Su familia, sus amigos y sus clientes le echan mucho de menos. El hostelero Miguel Ángel García Ramos, de 43 años, socio y encargado del restaurante La Puñeta, fallecía en la madrugada del pasado martes, 29 de abril, a consecuencia de varias paradas cardiacas, que «su gran corazón no pudo resistir». Fue enterrado en el cementerio de El Carmen el miércoles.
Hacia las 20:00 horas del pasado lunes, Miguel acudía al restaurante, en la calle Santa María, desde su casa en la calle Magallanes, cuando sintió un fuerte dolor en el pecho y se sentó en un banco del Paseo de Zorrilla, según han informado fuentes muy próximas al hostelero. Un transeúnte se interesó por su salud y se encargó de llamar al 112 para solicitar ayuda. Una ambulancia le trasladó al Hospital Clínico Universitario, donde se le practicó un cateterismo, momento en el que sufrió una nueva parada cardiaca que su corazón aguantó. Sin embargo, lamentablemente, horas después, en la Unidad de Cuidados Intensivos (UCI), Miguel Ángel García fue víctima de un nuevo infarto que, esta vez, su corazón no soportó.

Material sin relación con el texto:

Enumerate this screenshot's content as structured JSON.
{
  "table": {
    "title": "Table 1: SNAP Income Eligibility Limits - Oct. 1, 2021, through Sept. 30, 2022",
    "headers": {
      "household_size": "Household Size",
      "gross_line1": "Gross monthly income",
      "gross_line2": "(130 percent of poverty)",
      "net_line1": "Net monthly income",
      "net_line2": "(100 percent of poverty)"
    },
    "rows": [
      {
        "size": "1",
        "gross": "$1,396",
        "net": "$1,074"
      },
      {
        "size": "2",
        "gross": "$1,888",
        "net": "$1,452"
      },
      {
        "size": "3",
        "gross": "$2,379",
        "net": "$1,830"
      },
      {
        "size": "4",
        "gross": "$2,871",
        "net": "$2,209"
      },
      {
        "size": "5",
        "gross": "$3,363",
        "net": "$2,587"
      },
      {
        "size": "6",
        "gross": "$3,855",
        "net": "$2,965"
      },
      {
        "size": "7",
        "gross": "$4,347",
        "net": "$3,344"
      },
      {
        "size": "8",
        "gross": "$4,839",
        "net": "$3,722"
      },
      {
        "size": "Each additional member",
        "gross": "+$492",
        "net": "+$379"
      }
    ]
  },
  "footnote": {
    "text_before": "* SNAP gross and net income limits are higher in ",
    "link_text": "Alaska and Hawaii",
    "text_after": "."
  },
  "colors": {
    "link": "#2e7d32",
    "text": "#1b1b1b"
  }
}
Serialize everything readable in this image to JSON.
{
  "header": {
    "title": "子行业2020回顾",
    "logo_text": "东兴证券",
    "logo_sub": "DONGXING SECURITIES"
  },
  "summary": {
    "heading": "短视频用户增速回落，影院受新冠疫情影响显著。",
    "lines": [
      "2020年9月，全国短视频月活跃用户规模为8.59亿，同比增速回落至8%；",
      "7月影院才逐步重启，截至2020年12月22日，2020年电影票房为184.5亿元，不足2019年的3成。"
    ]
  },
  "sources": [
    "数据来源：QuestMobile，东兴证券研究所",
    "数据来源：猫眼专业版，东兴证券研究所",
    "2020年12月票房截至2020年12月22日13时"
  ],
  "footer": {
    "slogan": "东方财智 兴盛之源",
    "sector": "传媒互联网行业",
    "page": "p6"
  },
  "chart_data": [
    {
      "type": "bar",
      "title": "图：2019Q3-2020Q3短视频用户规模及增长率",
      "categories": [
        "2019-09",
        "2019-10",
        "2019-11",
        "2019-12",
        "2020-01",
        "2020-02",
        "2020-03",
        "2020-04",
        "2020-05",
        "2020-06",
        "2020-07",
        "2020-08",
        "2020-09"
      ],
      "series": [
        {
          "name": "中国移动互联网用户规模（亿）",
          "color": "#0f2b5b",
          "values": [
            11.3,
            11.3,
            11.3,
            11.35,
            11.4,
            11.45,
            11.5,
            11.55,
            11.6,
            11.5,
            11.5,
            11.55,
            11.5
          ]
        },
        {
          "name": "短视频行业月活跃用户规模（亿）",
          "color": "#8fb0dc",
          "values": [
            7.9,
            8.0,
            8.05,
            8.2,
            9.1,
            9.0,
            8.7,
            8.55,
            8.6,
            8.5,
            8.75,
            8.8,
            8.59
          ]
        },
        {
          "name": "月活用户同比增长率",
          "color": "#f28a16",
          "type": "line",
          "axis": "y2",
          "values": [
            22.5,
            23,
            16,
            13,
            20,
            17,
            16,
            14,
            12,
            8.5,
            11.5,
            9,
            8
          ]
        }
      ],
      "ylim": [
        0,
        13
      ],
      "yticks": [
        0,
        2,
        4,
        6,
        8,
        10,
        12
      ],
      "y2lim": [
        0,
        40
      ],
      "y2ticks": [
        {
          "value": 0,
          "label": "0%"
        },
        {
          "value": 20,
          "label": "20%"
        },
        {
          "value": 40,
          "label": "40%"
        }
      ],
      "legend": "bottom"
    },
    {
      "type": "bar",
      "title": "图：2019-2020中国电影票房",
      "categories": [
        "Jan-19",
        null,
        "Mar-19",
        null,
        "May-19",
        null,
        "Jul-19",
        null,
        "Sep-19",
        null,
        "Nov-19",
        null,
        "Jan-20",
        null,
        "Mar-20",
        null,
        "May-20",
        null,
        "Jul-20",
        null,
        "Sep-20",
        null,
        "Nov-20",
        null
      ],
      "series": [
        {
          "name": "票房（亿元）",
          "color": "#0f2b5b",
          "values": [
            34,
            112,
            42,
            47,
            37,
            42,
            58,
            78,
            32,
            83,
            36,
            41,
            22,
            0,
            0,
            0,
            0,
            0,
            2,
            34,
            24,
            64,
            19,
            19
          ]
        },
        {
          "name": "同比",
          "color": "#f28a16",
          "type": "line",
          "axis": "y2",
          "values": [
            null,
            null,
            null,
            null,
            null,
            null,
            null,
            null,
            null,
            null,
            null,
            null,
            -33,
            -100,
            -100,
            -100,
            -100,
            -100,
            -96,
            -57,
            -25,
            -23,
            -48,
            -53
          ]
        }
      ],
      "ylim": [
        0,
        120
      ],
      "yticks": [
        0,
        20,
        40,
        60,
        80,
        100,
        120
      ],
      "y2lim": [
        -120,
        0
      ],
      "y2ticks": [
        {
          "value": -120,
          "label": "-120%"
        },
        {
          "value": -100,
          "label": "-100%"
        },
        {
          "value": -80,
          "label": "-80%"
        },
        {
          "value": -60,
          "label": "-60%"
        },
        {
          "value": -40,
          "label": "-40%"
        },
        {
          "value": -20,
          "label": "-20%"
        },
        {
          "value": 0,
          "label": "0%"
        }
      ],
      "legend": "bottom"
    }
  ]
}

Su desaparición ha sumido en la tristeza a familiares y amigos, pero también a los clientes del restaurante La Puñeta, especializado en cocina texana-mexicana, platos de carne y ensaladas, con quien Miguel siempre se mostraba atento, cariñoso y sonriente. Su socio desde hace una década, Juan del Val, recordaba ayer que «Miguel era un trabajador incansable, que cuando acababa aquí iba a echar una mano al Sotabanco», y una persona «prudente y metódica» en sus costumbres, y que en un principio no tenía problemas de corazón. Algunos amigos se despidieron de él a través de Facebook.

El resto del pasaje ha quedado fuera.